This section describes the individual data generation scripts to build the nodes and edges of the artificial social network.
As mentioned in the root level README, a shell script generate_data.sh
is provided that sequentially runs the Python scripts from this directory, generating the data for the nodes and edges for the social network. This is the recommended way to generate the data. A single positional argument is provided to the shell script: The number of person profiles to generate, specified as an integer value as shown below.

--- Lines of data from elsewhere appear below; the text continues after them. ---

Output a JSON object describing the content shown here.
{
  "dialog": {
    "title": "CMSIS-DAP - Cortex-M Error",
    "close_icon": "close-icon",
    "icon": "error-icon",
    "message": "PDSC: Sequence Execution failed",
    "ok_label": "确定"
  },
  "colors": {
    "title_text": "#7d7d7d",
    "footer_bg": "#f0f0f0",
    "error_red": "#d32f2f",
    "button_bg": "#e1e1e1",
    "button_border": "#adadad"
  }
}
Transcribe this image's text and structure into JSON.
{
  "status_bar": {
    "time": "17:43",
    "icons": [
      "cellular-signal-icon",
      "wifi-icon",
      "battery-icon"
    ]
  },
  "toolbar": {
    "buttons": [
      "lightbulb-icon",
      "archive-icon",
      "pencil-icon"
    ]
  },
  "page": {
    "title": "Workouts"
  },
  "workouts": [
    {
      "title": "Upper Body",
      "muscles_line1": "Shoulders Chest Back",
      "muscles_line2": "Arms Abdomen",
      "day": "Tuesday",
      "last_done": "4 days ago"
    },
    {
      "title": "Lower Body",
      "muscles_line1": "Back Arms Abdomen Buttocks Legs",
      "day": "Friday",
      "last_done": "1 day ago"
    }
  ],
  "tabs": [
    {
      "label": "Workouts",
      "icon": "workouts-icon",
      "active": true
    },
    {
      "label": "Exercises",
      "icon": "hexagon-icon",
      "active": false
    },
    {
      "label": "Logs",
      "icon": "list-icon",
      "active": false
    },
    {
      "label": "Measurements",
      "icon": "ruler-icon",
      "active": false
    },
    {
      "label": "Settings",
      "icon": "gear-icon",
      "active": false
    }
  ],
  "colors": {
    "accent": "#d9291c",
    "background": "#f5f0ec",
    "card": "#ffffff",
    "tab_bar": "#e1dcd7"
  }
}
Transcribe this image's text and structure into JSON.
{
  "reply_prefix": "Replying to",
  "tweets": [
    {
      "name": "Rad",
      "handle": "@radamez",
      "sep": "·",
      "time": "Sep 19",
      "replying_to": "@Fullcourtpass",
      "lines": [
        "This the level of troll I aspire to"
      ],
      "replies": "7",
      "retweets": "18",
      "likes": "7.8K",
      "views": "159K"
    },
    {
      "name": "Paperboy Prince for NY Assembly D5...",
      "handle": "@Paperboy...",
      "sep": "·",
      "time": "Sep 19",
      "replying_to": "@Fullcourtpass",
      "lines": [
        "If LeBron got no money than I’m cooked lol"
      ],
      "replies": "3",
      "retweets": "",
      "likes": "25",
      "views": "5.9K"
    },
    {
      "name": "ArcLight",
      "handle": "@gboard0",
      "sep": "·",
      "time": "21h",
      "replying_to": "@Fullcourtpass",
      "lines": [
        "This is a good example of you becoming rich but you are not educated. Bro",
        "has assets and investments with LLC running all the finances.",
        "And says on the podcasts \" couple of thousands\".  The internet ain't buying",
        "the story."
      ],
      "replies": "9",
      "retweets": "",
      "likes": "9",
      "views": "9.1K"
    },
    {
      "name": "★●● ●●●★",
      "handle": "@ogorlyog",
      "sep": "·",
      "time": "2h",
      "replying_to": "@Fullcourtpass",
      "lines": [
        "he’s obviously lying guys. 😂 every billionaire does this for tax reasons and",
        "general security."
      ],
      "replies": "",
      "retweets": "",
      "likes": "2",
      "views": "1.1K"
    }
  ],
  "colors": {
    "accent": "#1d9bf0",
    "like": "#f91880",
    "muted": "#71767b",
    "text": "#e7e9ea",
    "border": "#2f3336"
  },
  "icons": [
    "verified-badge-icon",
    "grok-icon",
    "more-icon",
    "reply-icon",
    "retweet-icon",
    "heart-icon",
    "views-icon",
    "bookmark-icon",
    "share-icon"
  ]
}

# Generate data for 100K persons
bash generate_data.sh 100000
Running this command generates a series of files in the output
directory, following which we can proceed to ingesting the data into a graph database.
First, fake male and female profile information is generated for the number of people required to be in the network.
$ cd data
# Create a dataset of fake profiles for men and women with a 50-50 split by gender
$ python create_nodes_person.py -n 100000
The parquet file generated fake person metadata, and looks like the below.
id | name | gender | birthday | age | isMarried |
---|---|---|---|---|---|
1 | Kenneth Scott | male | 1984-04-14 | 39 | true |
2 | Stephanie Lozano | female | 1993-12-31 | 29 | true |
3 | Thomas Williams | male | 1979-02-09 | 44 | true |
Because the parquet format encodes the data types as inferred from the underlying arrow schema, we can be assured that the data, for example, age
, is correctly stored of the type date
. This reduces the verbosity of the code when compared to the CSV format, which would required us to clearly specify the separator and then re-parse the data to the correct type when using it downstream.
To generate a list of cities that people live in, we use the world cities dataset from Kaggle. This is an accurate and up-to-date database of the world's cities and towns, including lat/long and population information of ~44k cities all over the world.
To make this dataset simpler and more realistic, we only consider cities from the following three countries: US
, UK
and CA
.
$ python create_nodes_location.py
Wrote 7117 cities to parquet
Wrote 273 states to parquet
Wrote 3 countries to parquet
Three parquet files are generated accordingly for cities, states and the specified countries. Latitude, longitude and population are the additional metadata fields for each city, each stored with the appropriate data type within the file's schema.
id | city | state | country | lat | lng | population |
---|---|---|---|---|---|---|
1 | Airdrie | Alberta | Canada | 51.2917 | -114.0144 | 61581 |
2 | Beaumont | Alberta | Canada | 53.3572 | -113.4147 | 17396 |
id | state | country |
---|---|---|
1 | Alberta | Canada |
2 | British Columbia | Canada |
3 | Manitoba | Canada |
id | country |
---|---|
1 | Canada |
2 | United Kingdom |
3 | United States |
A static list of interests/hobbies that a person could have is included in raw/interests.parquet
. This is cleaned up and formatted as required by the data generator script.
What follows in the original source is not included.